Le premier fut Ænésias, sous qui la guerre commença, l’an quinzième des trèves de trente ans, depuis la prise de l’Eubée. Il eut pour successeurs, Brasidas, Isanor, Sostratide, Hexarque, Agésistrate, Angénide, Onomaclès, Zeuxippe, Pityas, Plistole, Clinomaque, Ilarque, Léon, Chéridas, Patésiadas, Cléosthéne, Lycarius, Épérate, Onomantius, Alexippidas, Misgolaïdas, Isias, Aracus, Évarchippe, Pantaclée, Pityas, Architas, Eudique. Ce fut sous l’éphorat de ce dernier que Lysandre se signala par les exploits que je viens de raconter, puis revint avec sa flotte en Laconie.

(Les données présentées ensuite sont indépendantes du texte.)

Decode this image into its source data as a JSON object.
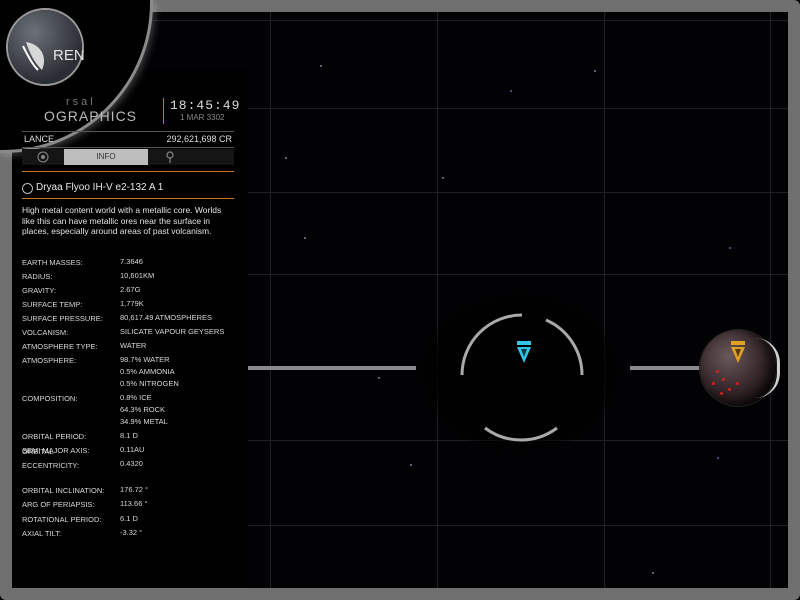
{
  "badge": {
    "text": "REN"
  },
  "header": {
    "brand_top": "rsal",
    "brand_main": "OGRAPHICS",
    "time": "18:45:49",
    "date": "1 MAR 3302"
  },
  "balance": {
    "label": "LANCE",
    "value": "292,621,698 CR"
  },
  "tabs": [
    {
      "label": "",
      "icon": "target-icon"
    },
    {
      "label": "INFO"
    },
    {
      "label": "",
      "icon": "location-pin-icon"
    }
  ],
  "body": {
    "name": "Dryaa Flyoo IH-V e2-132 A 1",
    "description": "High metal content world with a metallic core. Worlds like this can have metallic ores near the surface in places, especially around areas of past volcanism."
  },
  "stats": [
    {
      "label": "EARTH MASSES:",
      "value": [
        "7.3646"
      ]
    },
    {
      "label": "RADIUS:",
      "value": [
        "10,601KM"
      ]
    },
    {
      "label": "GRAVITY:",
      "value": [
        "2.67G"
      ]
    },
    {
      "label": "SURFACE TEMP:",
      "value": [
        "1,779K"
      ]
    },
    {
      "label": "SURFACE PRESSURE:",
      "value": [
        "80,617.49 ATMOSPHERES"
      ]
    },
    {
      "label": "VOLCANISM:",
      "value": [
        "SILICATE VAPOUR GEYSERS"
      ]
    },
    {
      "label": "ATMOSPHERE TYPE:",
      "value": [
        "WATER"
      ]
    },
    {
      "label": "ATMOSPHERE:",
      "value": [
        "98.7% WATER",
        "0.5% AMMONIA",
        "0.5% NITROGEN"
      ]
    },
    {
      "label": "COMPOSITION:",
      "value": [
        "0.8% ICE",
        "64.3% ROCK",
        "34.9% METAL"
      ]
    },
    {
      "label": "ORBITAL PERIOD:",
      "value": [
        "8.1 D"
      ]
    },
    {
      "label": "SEMI MAJOR AXIS:",
      "value": [
        "0.11AU"
      ]
    },
    {
      "label": "ORBITAL\nECCENTRICITY:",
      "value": [
        "0.4320"
      ]
    },
    {
      "label": "ORBITAL INCLINATION:",
      "value": [
        "176.72 °"
      ]
    },
    {
      "label": "ARG OF PERIAPSIS:",
      "value": [
        "113.66 °"
      ]
    },
    {
      "label": "ROTATIONAL PERIOD:",
      "value": [
        "6.1 D"
      ]
    },
    {
      "label": "AXIAL TILT:",
      "value": [
        "-3.32 °"
      ]
    }
  ],
  "colors": {
    "accent": "#c07a20",
    "selected_marker": "#2fc6e8",
    "planet_marker": "#e0a020"
  }
}
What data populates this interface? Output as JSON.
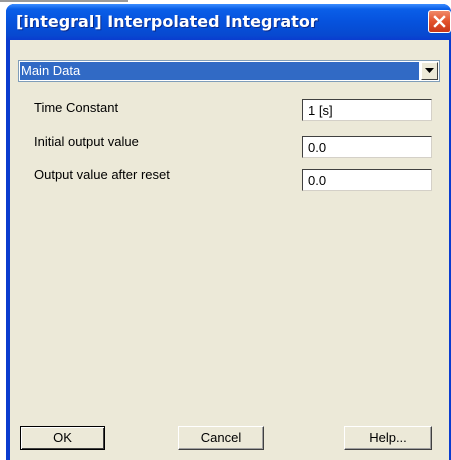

Les Trente furent élus aussitôt après la démolition du Pirée et des longues murailles : nommés pour rédiger les lois constitutionnelles, ils différaient ce travail ; ils créaient un sénat et des magistrats de leur bord. Tous ceux que l’on connaissait sous la démocratie, vivant de dénonciations et mal vus des honnêtes gens, ils les emprisonnaient, ils les condamnaient à mort. Le sénat prononçait volontiers leur sentence ; et ceux qui n’avaient point de reproches à se faire, n’en étaient point fâchés. Mais bientôt les gouvernans délibérèrent sur les moyens de s’assurer une autorité absolue. Ils envoyérent donc à Lacédémone Æschine et Aristote : par leur entremise, ils déterminèrent Lysandre à employer tout son crédit pour qu’il leur vînt garnison, jusqu’a ce qu’ils eussent purgé la république des mauvais citoyens, et donné une constitution. Ils s’engageaient à nourrir la garnison. Lysandre, cédant à leurs vœux, obtint qu’on leur envoyât l’harmoste Callibius avec des troupes ; ces troupes arrivent. Ils rendent à Callibius toute sorte de soins, afin qu’il loue tout ce qu’ils feront. Callibius, de son côté, leur envoyait les satellites qu’ils voulaient. Ils saisissaient non des hommes de néant et des plébéiens, mais ceux qu’ils croyaient décidés à ne souffrir aucune violence et à résister en se mettant à la tête d’un parti puissant.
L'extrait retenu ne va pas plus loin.